Facebook, le nouveau Myspace ?

On ne peut plus le nier aujourd’hui, avec ses 500 millions d’utilisateurs dans le monde, une moyenne de 55 min de connexion par jour et par utilisateur et un trafic supérieur à celui de Google, Facebook est devenu un site  incontournable. De la même façon que Myspace a été pendant de longues années (et peut être pour quelques temps encore) un outil essentiel pour sa présence web en tant que musicien, Facebook tend de plus en plus à avoir ce rôle.

Cependant, au delà d’une utilisation personnelle, le réseau social n°1 révèle de nombreuses subtilités dès lors que l’on désire s’en servir pour développer sa notoriété et sa communauté de “fans” et d’auditeurs.

Le principal écueil dans lequel bon nombre d’artistes tombent encore, est celui du type de compte Facebook dont ils se servent pour accroître leur visibilité.

Facebook eat you

Les différents types de comptes

Ils sont au nombre de 3, et chacun a vocation à être utilisé dans un cadre bien précis: le profil, le groupe et la page fan.

Le profil

Le profil a vocation à être votre compte personnel, celui où, en tant qu’individu, vous agrégez vos amis et vos connaissances croisées (la plupart du temps) dans la vraie vie. Sa limite principale, et rédhibitoire en tant qu’artiste, est celle du nombre d’amis, limité à cinq mille. De plus, vous devez accepter manuellement chacun de vos contacts.

Cependant, le profil peut aussi vous servir en tant qu’artiste. En rassemblant vos amis, des membres de votre famille, et des personnes connues dans votre vie off-network, vos contacts Facebook constituent une base influente que vous pourrez solliciter pour partager vos contenus.

Le groupe

Le groupe a lui pour but de rassembler des communautés autour d’un projet, d’une cause, ou d’un but commun, souvent avec une échéance à court terme. Les membres du groupe peuvent discuter entre eux, à la manière d’un forum. Cependant, son potentiel de communication est très inférieur à celui d’une fan page.

En effet, les publications du groupe Facebook n’apparaîtront pas sur le fil d’actualité des membres, seuls des messages pourront être envoyés par les administrateurs du groupe, communication intrusive qui risque vite d’être perçu comme du spam. Sans compter qu’une fois que votre groupe aura dépassé les cinq milles membres, cette fonctionnalité ne sera plus accessible, réduisant quasiment à zéro vos possibilités de communiquer.
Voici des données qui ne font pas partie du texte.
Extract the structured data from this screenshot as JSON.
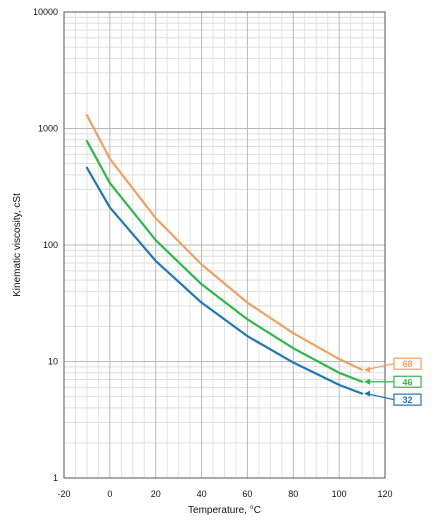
{
  "chart_data": {
    "type": "line",
    "title": "",
    "xlabel": "Temperature, °C",
    "ylabel": "Kinematic viscosity, cSt",
    "xlim": [
      -20,
      120
    ],
    "ylim": [
      1,
      10000
    ],
    "yscale": "log",
    "grid": true,
    "x_ticks": [
      "-20",
      "0",
      "20",
      "40",
      "60",
      "80",
      "100",
      "120"
    ],
    "y_ticks": [
      "1",
      "10",
      "100",
      "1000",
      "10000"
    ],
    "series": [
      {
        "name": "68",
        "color": "#f0a060",
        "x": [
          -10,
          0,
          20,
          40,
          60,
          80,
          100,
          110
        ],
        "y": [
          1300,
          550,
          170,
          68,
          32,
          17.5,
          10.5,
          8.5
        ]
      },
      {
        "name": "46",
        "color": "#2db84a",
        "x": [
          -10,
          0,
          20,
          40,
          60,
          80,
          100,
          110
        ],
        "y": [
          780,
          340,
          110,
          46,
          23,
          13,
          8,
          6.7
        ]
      },
      {
        "name": "32",
        "color": "#1f77b4",
        "x": [
          -10,
          0,
          20,
          40,
          60,
          80,
          100,
          110
        ],
        "y": [
          460,
          210,
          73,
          32,
          16.5,
          9.8,
          6.3,
          5.3
        ]
      }
    ]
  }
}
Dernière limite, et pas des moindres : impossible de créer une URL personnalisée du genre http://facebook.com/votrenomdescene. L’adresse de votre groupe se résumera à une URL-type suivie d’une série de chiffre : http://www.facebook.com/group.php?gid=29658663743.

En plus d’être quasi impossible à retenir, cette URL où manque le nom de l’artiste empêchera un référencement naturel efficace dans les moteurs de recherche..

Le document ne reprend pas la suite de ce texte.